Patients and methods: A total of 99 men with invasive breast cancer were matched with 198 women with breast cancer who had surgery at the same institution from 1999 to 2010. Matching variables were year of surgery, age, primary tumor size, nodal involvement, hormone receptor status, status of HER2 (human epidermal growth factor receptor 2 [ERBB2]), Ki-67, and grade. Median follow-up was 8.6 years.
Results: Disease-free survival (DFS) was significantly poorer in the men (10-year DFS, 51.7% vs. 66.5%; hazard ratio [HR], 1.79; 95% CI, 1.19-2.68; P = .004). Similar results were observed for overall survival (OS) (10-year OS, 70.7% vs. 84.2%; HR, 1.79; 95% CI, 1.01-3.15; P = .043). The cumulative incidence of death for causes not related to the primary breast cancer was significantly higher for men than for women (HR, 2.87; 95% CI, 1.58-5.22; P = .001), whereas the breast cancer-specific survival (BCSS) was similar between the 2 groups (10-year BCSS, 81.5% vs. 88%; HR, 1.27; 95% CI, 0.62-2.59; P = .517).
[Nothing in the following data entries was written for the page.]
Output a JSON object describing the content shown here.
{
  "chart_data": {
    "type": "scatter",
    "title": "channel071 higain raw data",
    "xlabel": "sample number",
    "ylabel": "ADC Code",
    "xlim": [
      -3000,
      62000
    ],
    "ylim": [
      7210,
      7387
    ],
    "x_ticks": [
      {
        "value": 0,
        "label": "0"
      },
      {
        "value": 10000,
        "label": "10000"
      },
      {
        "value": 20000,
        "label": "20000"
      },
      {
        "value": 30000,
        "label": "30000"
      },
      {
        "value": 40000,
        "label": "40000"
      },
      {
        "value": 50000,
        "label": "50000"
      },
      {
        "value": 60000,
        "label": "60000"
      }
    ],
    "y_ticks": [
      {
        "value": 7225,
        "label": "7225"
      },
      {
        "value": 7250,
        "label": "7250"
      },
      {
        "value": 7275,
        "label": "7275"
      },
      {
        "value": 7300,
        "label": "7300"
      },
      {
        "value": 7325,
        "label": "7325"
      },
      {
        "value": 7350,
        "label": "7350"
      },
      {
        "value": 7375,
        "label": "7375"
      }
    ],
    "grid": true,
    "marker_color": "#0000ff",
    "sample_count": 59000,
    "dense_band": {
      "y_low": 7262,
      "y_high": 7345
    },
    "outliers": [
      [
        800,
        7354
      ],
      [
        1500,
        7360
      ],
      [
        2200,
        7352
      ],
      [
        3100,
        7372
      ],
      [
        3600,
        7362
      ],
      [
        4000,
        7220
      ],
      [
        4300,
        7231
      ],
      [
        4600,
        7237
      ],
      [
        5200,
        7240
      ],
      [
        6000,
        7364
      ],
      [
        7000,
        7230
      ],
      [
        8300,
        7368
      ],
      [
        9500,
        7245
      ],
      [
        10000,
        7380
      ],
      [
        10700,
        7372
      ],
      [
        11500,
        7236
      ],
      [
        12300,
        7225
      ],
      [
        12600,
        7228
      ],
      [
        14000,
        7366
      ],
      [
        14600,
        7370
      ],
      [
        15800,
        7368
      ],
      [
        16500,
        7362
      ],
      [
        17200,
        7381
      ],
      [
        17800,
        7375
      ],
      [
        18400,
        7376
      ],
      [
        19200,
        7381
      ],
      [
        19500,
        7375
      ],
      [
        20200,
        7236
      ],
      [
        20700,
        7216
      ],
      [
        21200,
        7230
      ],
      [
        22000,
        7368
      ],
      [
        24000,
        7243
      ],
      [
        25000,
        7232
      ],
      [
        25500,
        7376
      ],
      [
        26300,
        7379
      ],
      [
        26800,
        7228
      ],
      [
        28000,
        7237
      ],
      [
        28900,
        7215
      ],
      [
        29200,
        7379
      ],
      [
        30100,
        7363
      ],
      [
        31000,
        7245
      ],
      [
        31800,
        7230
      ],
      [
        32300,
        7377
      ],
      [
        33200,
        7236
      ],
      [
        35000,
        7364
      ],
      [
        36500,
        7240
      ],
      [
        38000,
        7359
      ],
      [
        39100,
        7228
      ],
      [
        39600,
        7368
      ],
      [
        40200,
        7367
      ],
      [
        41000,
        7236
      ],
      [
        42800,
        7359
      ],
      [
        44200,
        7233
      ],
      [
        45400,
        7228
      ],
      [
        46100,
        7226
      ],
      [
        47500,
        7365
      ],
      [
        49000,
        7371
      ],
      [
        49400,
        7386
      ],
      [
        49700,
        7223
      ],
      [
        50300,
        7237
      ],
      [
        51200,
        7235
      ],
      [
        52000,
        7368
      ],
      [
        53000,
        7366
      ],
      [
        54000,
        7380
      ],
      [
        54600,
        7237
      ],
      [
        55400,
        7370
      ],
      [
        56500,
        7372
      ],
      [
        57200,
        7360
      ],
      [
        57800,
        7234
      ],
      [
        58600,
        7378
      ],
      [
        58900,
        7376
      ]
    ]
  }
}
Conclusion: This comparative series found that men with breast cancer had a poorer DFS and OS when compared with women. The men also had a higher risk of contralateral tumors and second primaries. Appropriate counseling, surveillance, and prevention are recommended to improve survival for these individuals.
Keywords: Counseling; Men; Prevention; Second primaries; Survival.